Действующий каретчик нашей бригады явно не справлялся с такой работой, и я видел, что и бригадир недоволен им.

На четвертый день я подошел к бригадиру.

— Давай я попробую поработать на каретке.

— А ты работал на ней?

— Нет, но у меня получится. Увидишь!

— Откуда ты знаешь, что у тебя получится?

Мой бригадир, конечно, не читал Корана, в котором сказано: «Никогда не говори, что сделаешь что-то, если не пробовал», но рассуждал именно так.

Но на каретку он меня поставил, а бывшего каретчика перевел на торцовочный станок, чем тот был вполне доволен.

Дела на каретке у меня пошли хорошо, особенно, когда уже через два-три дня я запомнил размеры всех по ГОСТу шпал, и мне не нужно было каждый раз заглядывать в таблицу, прикрепленную здесь же, на каретке. Мы очень быстро сработались с рамщиком Мишкой, так что нам почти не приходилось сигнализировать что-то друг другу руками, а голосом подавать сигналы было невозможно из-за оглушительного визга пилы. У нас просто выработался определенный ритм, который и позволял обходиться без взаимных сигналов.

Так прошел месяц, и меня пригласили на «собеседование».

В углу барака, где базировался наш бригадир Лешка, сидел бригадир другой бригады шпалорезчиков. Он первым и начал дискуссию.

— Ты хороший каретчик, но ты свою прыть притормози.

— Почему?

— Не понимаешь, почему? За месяц ваша бригада нарезала шпал на 20 % больше моей. Хорошо, что Лешка пока их в сводке не показал, но это долго быть не может. Или мастер, или начальник все равно увидит, их же не спрячешь. А что из этого может выйти? Или меня шуганут из бригадиров, или — еще хуже, повысят нам сменное задание, и тогда — вся бригада на голодной пайке. И Лешка может погореть. Мы же знаем, что ты придурок, и рано или поздно уйдешь. И нам всем тогда погибель. Повысить норму — это раз плюнуть, а попробуй понизить!

— Но, — возражаю я, — Лешка всегда может устроить перекур, и все войдет в норму.

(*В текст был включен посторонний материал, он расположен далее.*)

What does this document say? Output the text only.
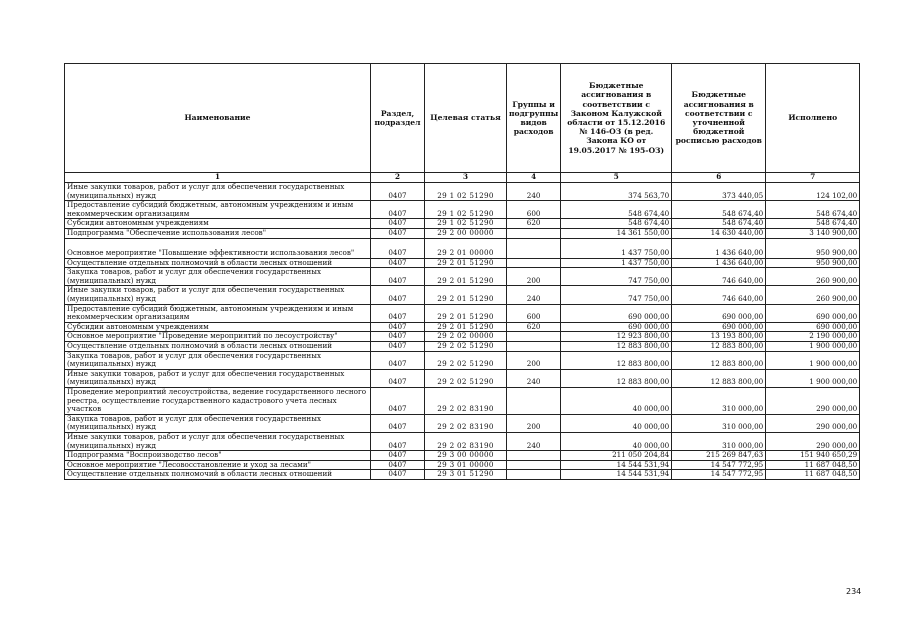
Наименование	Раздел, подраздел	Целевая статья	Группы и подгруппы видов расходов	Бюджетные ассигнования в соответствии с Законом Калужской области от 15.12.2016 № 146-ОЗ (в ред. Закона КО от 19.05.2017 № 195-ОЗ)	Бюджетные ассигнования в соответствии с уточненной бюджетной росписью расходов	Исполнено
1	2	3	4	5	6	7
Иные закупки товаров, работ и услуг для обеспечения государственных (муниципальных) нужд	0407	29 1 02 51290	240	374 563,70	373 440,05	124 102,00
Предоставление субсидий бюджетным, автономным учреждениям и иным некоммерческим организациям	0407	29 1 02 51290	600	548 674,40	548 674,40	548 674,40
Субсидии автономным учреждениям	0407	29 1 02 51290	620	548 674,40	548 674,40	548 674,40
Подпрограмма "Обеспечение использования лесов"	0407	29 2 00 00000		14 361 550,00	14 630 440,00	3 140 900,00
Основное мероприятие "Повышение эффективности использования лесов"	0407	29 2 01 00000		1 437 750,00	1 436 640,00	950 900,00
Осуществление отдельных полномочий в области лесных отношений	0407	29 2 01 51290		1 437 750,00	1 436 640,00	950 900,00
Закупка товаров, работ и услуг для обеспечения государственных (муниципальных) нужд	0407	29 2 01 51290	200	747 750,00	746 640,00	260 900,00
Иные закупки товаров, работ и услуг для обеспечения государственных (муниципальных) нужд	0407	29 2 01 51290	240	747 750,00	746 640,00	260 900,00
Предоставление субсидий бюджетным, автономным учреждениям и иным некоммерческим организациям	0407	29 2 01 51290	600	690 000,00	690 000,00	690 000,00
Субсидии автономным учреждениям	0407	29 2 01 51290	620	690 000,00	690 000,00	690 000,00
Основное мероприятие "Проведение мероприятий по лесоустройству"	0407	29 2 02 00000		12 923 800,00	13 193 800,00	2 190 000,00
Осуществление отдельных полномочий в области лесных отношений	0407	29 2 02 51290		12 883 800,00	12 883 800,00	1 900 000,00
Закупка товаров, работ и услуг для обеспечения государственных (муниципальных) нужд	0407	29 2 02 51290	200	12 883 800,00	12 883 800,00	1 900 000,00
Иные закупки товаров, работ и услуг для обеспечения государственных (муниципальных) нужд	0407	29 2 02 51290	240	12 883 800,00	12 883 800,00	1 900 000,00
Проведение мероприятий лесоустройства, ведение государственного лесного реестра, осуществление государственного кадастрового учета лесных участков	0407	29 2 02 83190		40 000,00	310 000,00	290 000,00
Закупка товаров, работ и услуг для обеспечения государственных (муниципальных) нужд	0407	29 2 02 83190	200	40 000,00	310 000,00	290 000,00
Иные закупки товаров, работ и услуг для обеспечения государственных (муниципальных) нужд	0407	29 2 02 83190	240	40 000,00	310 000,00	290 000,00
Подпрограмма "Воспроизводство лесов"	0407	29 3 00 00000		211 050 204,84	215 269 847,63	151 940 650,29
Основное мероприятие "Лесовосстановление и уход за лесами"	0407	29 3 01 00000		14 544 531,94	14 547 772,95	11 687 048,50
Осуществление отдельных полномочий в области лесных отношений	0407	29 3 01 51290		14 544 531,94	14 547 772,95	11 687 048,50
234
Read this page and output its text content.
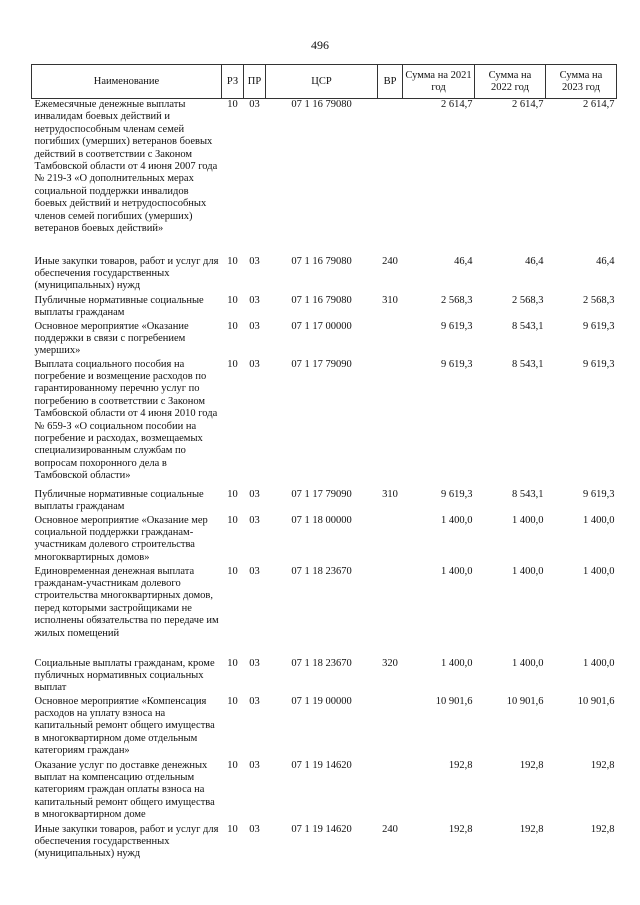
496
Наименование	РЗ	ПР	ЦСР	ВР	Сумма на 2021 год	Сумма на 2022 год	Сумма на 2023 год
Ежемесячные денежные выплаты инвалидам боевых действий и нетрудоспособным членам семей погибших (умерших) ветеранов боевых действий в соответствии с Законом Тамбовской области от 4 июня 2007 года № 219-З «О дополнительных мерах социальной поддержки инвалидов боевых действий и нетрудоспособных членов семей погибших (умерших) ветеранов боевых действий»	10	03	07 1 16 79080		2 614,7	2 614,7	2 614,7
Иные закупки товаров, работ и услуг для обеспечения государственных (муниципальных) нужд	10	03	07 1 16 79080	240	46,4	46,4	46,4
Публичные нормативные социальные выплаты гражданам	10	03	07 1 16 79080	310	2 568,3	2 568,3	2 568,3
Основное мероприятие «Оказание поддержки в связи с погребением умерших»	10	03	07 1 17 00000		9 619,3	8 543,1	9 619,3
Выплата социального пособия на погребение и возмещение расходов по гарантированному перечню услуг по погребению в соответствии с Законом Тамбовской области от 4 июня 2010 года № 659-З «О социальном пособии на погребение и расходах, возмещаемых специализированным службам по вопросам похоронного дела в Тамбовской области»	10	03	07 1 17 79090		9 619,3	8 543,1	9 619,3
Публичные нормативные социальные выплаты гражданам	10	03	07 1 17 79090	310	9 619,3	8 543,1	9 619,3
Основное мероприятие «Оказание мер социальной поддержки гражданам-участникам долевого строительства многоквартирных домов»	10	03	07 1 18 00000		1 400,0	1 400,0	1 400,0
Единовременная денежная выплата гражданам-участникам долевого строительства многоквартирных домов, перед которыми застройщиками не исполнены обязательства по передаче им жилых помещений	10	03	07 1 18 23670		1 400,0	1 400,0	1 400,0
Социальные выплаты гражданам, кроме публичных нормативных социальных выплат	10	03	07 1 18 23670	320	1 400,0	1 400,0	1 400,0
Основное мероприятие «Компенсация расходов на уплату взноса на капитальный ремонт общего имущества в многоквартирном доме отдельным категориям граждан»	10	03	07 1 19 00000		10 901,6	10 901,6	10 901,6
Оказание услуг по доставке денежных выплат на компенсацию отдельным категориям граждан оплаты взноса на капитальный ремонт общего имущества в многоквартирном доме	10	03	07 1 19 14620		192,8	192,8	192,8
Иные закупки товаров, работ и услуг для обеспечения государственных (муниципальных) нужд	10	03	07 1 19 14620	240	192,8	192,8	192,8
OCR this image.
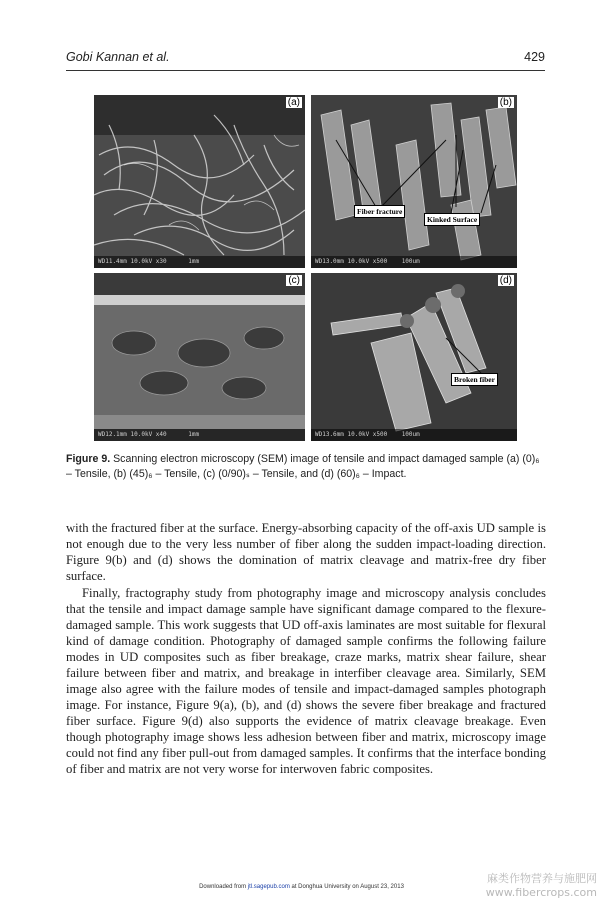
Gobi Kannan et al.	429
(a)
WD11.4mm 10.0kV x30      1mm
(b)
Fiber fracture
Kinked Surface
WD13.0mm 10.0kV x500    100um
(c)
WD12.1mm 10.0kV x40      1mm
(d)
Broken fiber
WD13.6mm 10.0kV x500    100um
Figure 9. Scanning electron microscopy (SEM) image of tensile and impact damaged sample (a) (0)₆ – Tensile, (b) (45)₆ – Tensile, (c) (0/90)ₛ – Tensile, and (d) (60)₆ – Impact.

with the fractured fiber at the surface. Energy-absorbing capacity of the off-axis UD sample is not enough due to the very less number of fiber along the sudden impact-loading direction. Figure 9(b) and (d) shows the domination of matrix cleavage and matrix-free dry fiber surface.

Finally, fractography study from photography image and microscopy analysis concludes that the tensile and impact damage sample have significant damage compared to the flexure-damaged sample. This work suggests that UD off-axis laminates are most suitable for flexural kind of damage condition. Photography of damaged sample confirms the following failure modes in UD composites such as fiber breakage, craze marks, matrix shear failure, shear failure between fiber and matrix, and breakage in interfiber cleavage area. Similarly, SEM image also agree with the failure modes of tensile and impact-damaged samples photograph image. For instance, Figure 9(a), (b), and (d) shows the severe fiber breakage and fractured fiber surface. Figure 9(d) also supports the evidence of matrix cleavage breakage. Even though photography image shows less adhesion between fiber and matrix, microscopy image could not find any fiber pull-out from damaged samples. It confirms that the interface bonding of fiber and matrix are not very worse for interwoven fabric composites.

Downloaded from jtl.sagepub.com at Donghua University on August 23, 2013
麻类作物营养与施肥网
www.fibercrops.com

— С перекуром не получится. Днем никак нельзя, всегда может нагрянуть мастер или начальник, спросит: «Почему сидим?» Да и заходить к нам им необязательно, нашу пилу слышно за километр, всегда можно определить, работает она или нет. Ночью, конечно, легче, да и там вопрос есть: выйдет начальник ночью на крыльцо по малой нужде и удивится — пилы не слышно. Такие вот дела!

— Так я тут причем? — продолжаю упираться я. — В этом деле главный — рамщик. Он — всему голова.

Зовут Мишку, тот подходит.

Вот так мы, четыре темных личности, еще целый час толковали о том, как нам изготовить поменьше шпал.

Мы продолжали пилить шпалы, и «торможение» получалось у нас плохо. Мишка просто психологически не мог медленно вести каретку, если пила легко брала древесину, а я не мог, например, вместо одной секунды на умножение «дважды два» тратить целую минуту. Но «кто ищет, тот всегда найдет», и я кое-что придумал.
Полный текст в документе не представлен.